A lot of quality teaching compacted into 4 hours topped off with a delicious, catered lunch.

First session co-led by Eric Ferguson, missionary in Nicaragua and Christine Gatabazi who pastors Global Mission Church in Kigali, Rwanda

Impacting facts:

  • $100/month will pay for a pastor of a new church in Nicaragua.
  • At the Bible College in Kigali, Rwanda, there is one full-time teache for over 150 students.
  • $50 buys a student's books for a year at the college
  • The global PEACE Plan is doing great things in Rwanda
  • Joybean Coffee Co. was created to produce income for many projects to help the Nicaraguan people…and it tastes great!

Second session: Jeff Leake shared 10 steps to being an effective spiritual breakthrough retreat prayer partner. Best unspoken principle: remember to be relational when helping someone. Working through life issues should be a normal and compassionate process; done best when we remember that we all need support to live the best life God intends

Finished up with Ron Johnson, who through colorful and transparent anectdotes, demonstrated what it is like to step out and follow God. The goal isn't perfection, but obedience. God is aware of our human-ness and is pleased when we step out to follow Him to the best of our ability, with honest effort.

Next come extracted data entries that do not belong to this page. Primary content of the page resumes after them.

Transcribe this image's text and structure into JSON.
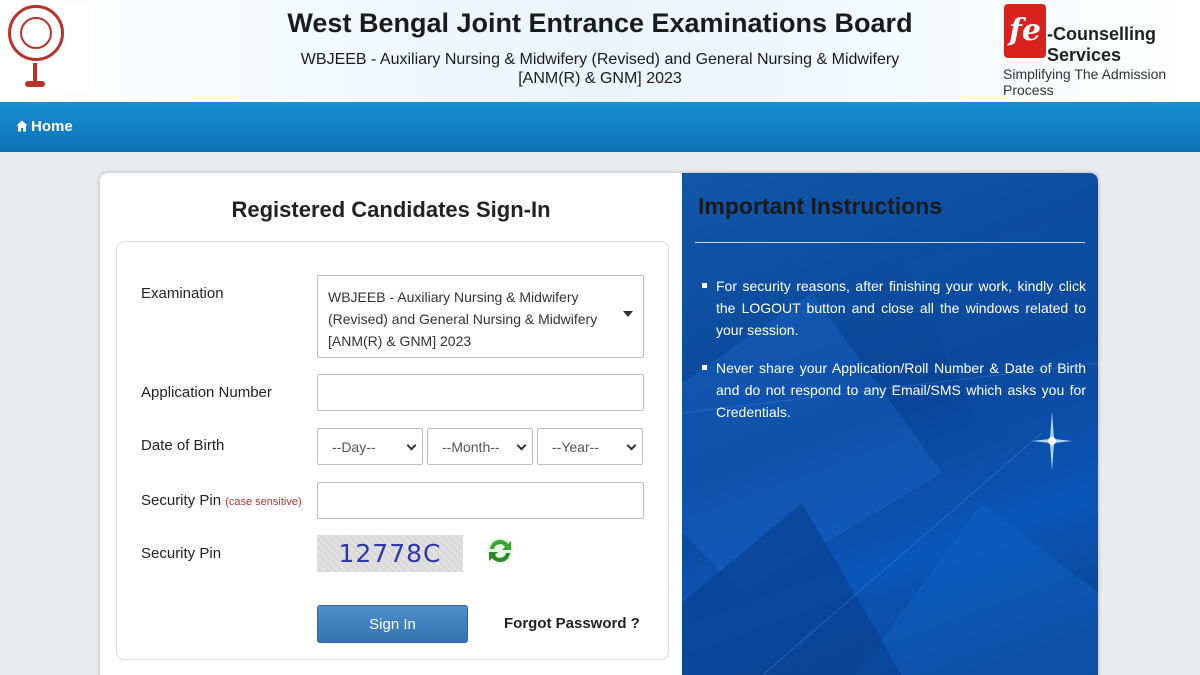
{
  "header": {
    "title": "West Bengal Joint Entrance Examinations Board",
    "subtitle_line1": "WBJEEB - Auxiliary Nursing & Midwifery (Revised) and General Nursing & Midwifery",
    "subtitle_line2": "[ANM(R) & GNM] 2023",
    "logo_right_text": "-Counselling Services",
    "logo_right_tagline": "Simplifying The Admission Process"
  },
  "nav": {
    "home_label": "Home"
  },
  "signin": {
    "title": "Registered Candidates Sign-In",
    "exam_label": "Examination",
    "exam_value": "WBJEEB - Auxiliary Nursing & Midwifery (Revised) and General Nursing & Midwifery [ANM(R) & GNM] 2023",
    "app_label": "Application Number",
    "app_value": "",
    "dob_label": "Date of Birth",
    "dob_day": "--Day--",
    "dob_month": "--Month--",
    "dob_year": "--Year--",
    "pin_label": "Security Pin",
    "pin_note": "(case sensitive)",
    "pin_value": "",
    "captcha_label": "Security Pin",
    "captcha_text": "12778C",
    "signin_button": "Sign In",
    "forgot_link": "Forgot Password ?"
  },
  "instructions": {
    "title": "Important Instructions",
    "items": [
      "For security reasons, after finishing your work, kindly click the LOGOUT button and close all the windows related to your session.",
      "Never share your Application/Roll Number & Date of Birth and do not respond to any Email/SMS which asks you for Credentials."
    ]
  },
  "icons": {
    "home": "home-icon",
    "refresh": "refresh-icon",
    "dropdown": "chevron-down-icon"
  },
  "colors": {
    "nav": "#0a73b6",
    "button": "#3574b3",
    "panel": "#0a4598",
    "brand_red": "#d9211d"
  }
}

I left grateful for the opportunity and the excellence with which the event was conducted and looking forward to our next gathering. Thanks to the many organizers, including Nick Poole Andy Lehmann and Debbie Lynch.

Friday, May 9, 2008

Today during the Non-Profit Summit in Pittsburgh, I and Site Director, Lucinda Wade (Coraopolis) had the opportunity to hear keynote speaker, Robert Putnam, professor at Harvard University.

He shared about social capital and its positive impact on our organizations as well as in areas such as school test scores, infant mortality rates, career success, teen pregnancy rates, and premature death rates. For example, joining even ONE social group decreases your risk of premature death by 50%, which is as much as quitting smoking!

How does ethnic diversity affect social capital? Increase in ethnic diversity correlates to LESS trust in community, neighbors, government, each other. Diversity can threaten the benefits of social capital…EXCEPT in places where something else takes precedence, or “trumps” race. What is this “something else?”

Two examples were presented: the US Army and evangelical mega-church, Lakewood Church (TX). Both are ethnically diverse AND display a disproportionate number and strength of social relationships across race. Within both, discrimination was infrequent/disallowed and new identities that cut across race were created. These are keys to overcoming the difficulty diversity represents.

In light of NOH’s context of operation being local, evangelical churches:

Those in Christ have a new identity; old is gone, new has come
(1 Cor 5:17). This, not ethnicity, unifies us. “There is neither
Jew nor Greek, slave nor free, male nor female, for you are all
one in C
hrist Jesus.” (Galatians 3:28)

The Church experiences multiple layers of commonality: one’s relationship with God; relationships with others who believe the same; the congregation’s shared mission of spreading the gospel. This is an exponential dynamic for social capital within the church, rather than just shared mission.

“Spiritual capital,” created from the belief in the eternal value of the shared mission, is foundational to the social capital. God, the most diverse, the creator of the universe, has established the importance of social capital because His concern from the beginning of time has been relationship.

If all other relationships flow out that with God, the results must be positive, life-giving, trust-filled, etc.

May we, through the local church, promote lasting change in our communities by providing help to anyone, in settings of trust and relationship that flows only from the love of God.